The Sergio Ramos Set-Off Theory

Evolution

Twitter is a weird place.

Let me qualify that. The world is a weird place. But asking people to articulate themselves in 140 characters that can’t be edited and needs to be deleted within 3.2 seconds in order to avoid a screengrab and subsequent global humiliation, has birthed a new kind of weird. Hot take weird.

In the same way that Tinder has reduced the search for a viable life partner to an instant decision based on someone’s ability to select a representative photo, gut reactions have become the fuel that propels us forward in our lives.

It’s an understandable regression. Fight or flight is an evolutionary thing. Ennui is lovely, but the results of that experiment during which Stone Age man reacted to imminent bear attacks by debating the relative merits of running or fighting (every friendship group has someone who thinks they can fight a bear) showed it wasn’t conducive to humanity being a viable commodity, so they went binary on our asses.

Which, to be fair, does work when most of your life is spent competing with bears for food.

But we’re civilised now.
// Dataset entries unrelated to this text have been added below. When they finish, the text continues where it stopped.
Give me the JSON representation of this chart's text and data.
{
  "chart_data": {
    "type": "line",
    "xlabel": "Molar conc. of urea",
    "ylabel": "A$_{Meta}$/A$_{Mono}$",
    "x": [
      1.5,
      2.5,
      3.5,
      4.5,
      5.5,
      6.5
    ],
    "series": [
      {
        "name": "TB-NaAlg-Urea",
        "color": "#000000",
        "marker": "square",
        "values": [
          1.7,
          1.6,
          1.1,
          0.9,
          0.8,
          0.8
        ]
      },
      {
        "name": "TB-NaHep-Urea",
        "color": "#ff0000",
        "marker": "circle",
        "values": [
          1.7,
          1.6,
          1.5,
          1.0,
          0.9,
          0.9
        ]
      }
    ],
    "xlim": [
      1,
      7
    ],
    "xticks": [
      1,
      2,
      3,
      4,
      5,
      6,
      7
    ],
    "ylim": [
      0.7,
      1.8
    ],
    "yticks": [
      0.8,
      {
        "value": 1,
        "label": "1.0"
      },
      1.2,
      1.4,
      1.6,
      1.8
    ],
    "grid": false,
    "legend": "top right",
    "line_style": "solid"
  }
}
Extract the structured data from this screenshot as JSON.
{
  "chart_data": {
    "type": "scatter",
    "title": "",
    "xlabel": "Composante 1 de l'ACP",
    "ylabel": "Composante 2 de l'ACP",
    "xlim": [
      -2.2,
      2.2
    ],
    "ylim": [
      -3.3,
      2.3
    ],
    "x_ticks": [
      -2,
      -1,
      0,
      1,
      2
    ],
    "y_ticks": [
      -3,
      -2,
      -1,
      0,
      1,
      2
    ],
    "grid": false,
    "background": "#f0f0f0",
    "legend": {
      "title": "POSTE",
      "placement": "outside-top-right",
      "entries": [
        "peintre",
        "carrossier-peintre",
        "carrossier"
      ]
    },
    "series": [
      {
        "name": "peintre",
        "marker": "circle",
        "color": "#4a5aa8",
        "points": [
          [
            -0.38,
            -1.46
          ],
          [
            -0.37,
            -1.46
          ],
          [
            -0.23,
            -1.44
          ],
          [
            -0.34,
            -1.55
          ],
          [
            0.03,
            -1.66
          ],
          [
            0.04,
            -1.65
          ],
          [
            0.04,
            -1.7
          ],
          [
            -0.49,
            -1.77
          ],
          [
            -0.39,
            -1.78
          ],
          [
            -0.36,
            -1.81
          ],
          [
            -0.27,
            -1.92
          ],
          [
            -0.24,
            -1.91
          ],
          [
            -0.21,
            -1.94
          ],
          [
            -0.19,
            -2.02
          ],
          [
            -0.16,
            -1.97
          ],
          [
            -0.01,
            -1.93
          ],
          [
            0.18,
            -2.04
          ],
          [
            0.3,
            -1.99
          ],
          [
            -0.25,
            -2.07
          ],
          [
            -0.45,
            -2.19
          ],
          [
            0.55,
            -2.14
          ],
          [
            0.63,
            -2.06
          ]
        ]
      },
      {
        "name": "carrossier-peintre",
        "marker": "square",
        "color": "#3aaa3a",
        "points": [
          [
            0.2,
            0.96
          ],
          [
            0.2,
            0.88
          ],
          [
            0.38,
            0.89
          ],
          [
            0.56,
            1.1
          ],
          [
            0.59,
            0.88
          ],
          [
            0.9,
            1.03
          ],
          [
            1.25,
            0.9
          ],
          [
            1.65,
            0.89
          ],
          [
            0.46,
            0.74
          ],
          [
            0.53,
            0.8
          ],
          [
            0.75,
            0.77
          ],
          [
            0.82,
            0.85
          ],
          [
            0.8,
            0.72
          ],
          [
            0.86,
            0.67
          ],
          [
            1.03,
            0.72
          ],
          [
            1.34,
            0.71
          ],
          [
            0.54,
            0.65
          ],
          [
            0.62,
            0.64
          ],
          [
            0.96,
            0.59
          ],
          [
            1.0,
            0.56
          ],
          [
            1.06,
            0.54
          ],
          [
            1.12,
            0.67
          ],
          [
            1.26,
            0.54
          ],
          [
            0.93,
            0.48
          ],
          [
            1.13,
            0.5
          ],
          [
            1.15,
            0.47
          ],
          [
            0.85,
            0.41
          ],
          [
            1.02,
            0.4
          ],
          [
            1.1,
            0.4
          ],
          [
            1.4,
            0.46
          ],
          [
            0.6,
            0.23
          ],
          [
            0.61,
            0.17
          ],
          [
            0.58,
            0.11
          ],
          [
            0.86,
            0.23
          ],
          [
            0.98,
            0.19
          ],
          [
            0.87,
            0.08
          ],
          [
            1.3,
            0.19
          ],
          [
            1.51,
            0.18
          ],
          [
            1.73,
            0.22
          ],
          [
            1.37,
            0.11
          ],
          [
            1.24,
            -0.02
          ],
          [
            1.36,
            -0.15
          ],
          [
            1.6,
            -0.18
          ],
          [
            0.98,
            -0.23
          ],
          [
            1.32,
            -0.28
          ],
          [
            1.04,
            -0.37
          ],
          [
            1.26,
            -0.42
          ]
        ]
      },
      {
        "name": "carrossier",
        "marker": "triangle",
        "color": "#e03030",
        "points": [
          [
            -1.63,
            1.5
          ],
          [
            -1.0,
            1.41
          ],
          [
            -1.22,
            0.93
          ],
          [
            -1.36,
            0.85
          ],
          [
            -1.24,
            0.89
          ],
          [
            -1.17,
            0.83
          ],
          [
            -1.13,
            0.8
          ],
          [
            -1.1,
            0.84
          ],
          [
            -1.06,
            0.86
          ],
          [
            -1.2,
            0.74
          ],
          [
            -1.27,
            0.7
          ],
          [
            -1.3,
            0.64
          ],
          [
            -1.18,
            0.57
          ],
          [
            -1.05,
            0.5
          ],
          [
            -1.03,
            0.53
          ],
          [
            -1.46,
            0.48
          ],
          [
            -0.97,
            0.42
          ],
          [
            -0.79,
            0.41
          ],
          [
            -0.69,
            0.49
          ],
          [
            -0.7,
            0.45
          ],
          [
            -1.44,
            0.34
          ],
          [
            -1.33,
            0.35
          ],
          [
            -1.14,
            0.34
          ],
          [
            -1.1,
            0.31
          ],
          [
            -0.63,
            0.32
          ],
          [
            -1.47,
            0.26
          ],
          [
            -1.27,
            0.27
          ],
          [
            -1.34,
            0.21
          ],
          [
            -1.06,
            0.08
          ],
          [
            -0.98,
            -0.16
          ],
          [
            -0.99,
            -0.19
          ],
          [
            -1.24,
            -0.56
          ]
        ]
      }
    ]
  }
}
We’ve got fire and refrigerators and trousers and coffee. We have time to contemplate things alien to us. Indeed, it could be argued that further consideration of ideas that we initially find uncomfortable is what distinguishes us from our hairy friends.

sergioramos

Which brings me to today’s point of discussion. When I wrote Friday’s article about Against Me! front woman Laura Jane Grace in the context of her transition, I was aware that the subject matter might jar once or two of my more sensitive Twitter followers, who, for the most part, follow me for pithy captions for photos of footballers making fools of themselves. An article discussing my emotional response to a punk singer’s personal journey might, in some parallel universe, be a comfortable bedfellow with Sergio Ramos’ latest photoshoot, but not this one.

But while on the whole, the response on Twitter was greater than I could have ever hoped, I was still surprised at the number of followers I lost.

In the interests of self-preservation, I should point out that my sense of self-worth as a writer or, for that matter, human being, isn’t particularly tied to the number of people who follow me on Twitter (not to the extent that I’m prepared to admit to here, anyway), but it’s a quantifiable reaction and I’m intrigued by what it represents.

In an age when we can communicate ideas (and spelling mistakes) across the world instantly, we should have all the tools we need to inform ourselves. It should be a joy to learn about different cultures, belief systems and ways of living that aren’t immediately relatable to our personal experience. Without meaning to overstate the point, our very future depends on our ability to incorporate new ideas.

I can understand why people are inclined to react reflexively to things unfamiliar or unsettling; I do it myself on a daily basis. It’s really easy now that technology has joined forces with our evolutionary preference of binary decision making. But while hitting unfollow or swiping left the moment we see something we don’t find appealing is the path of least resistance, I’m pretty sure a little brain cell dies somewhere every time it happens.

So should I moderate my tweets to maximise the number of people reading my work in the hope that a steady stream of information dripping on their skulls will eventually erode the bone to the point where the functioning brain tissue is enabled?

Nah, this is a democracy. You know where the unfollow button is.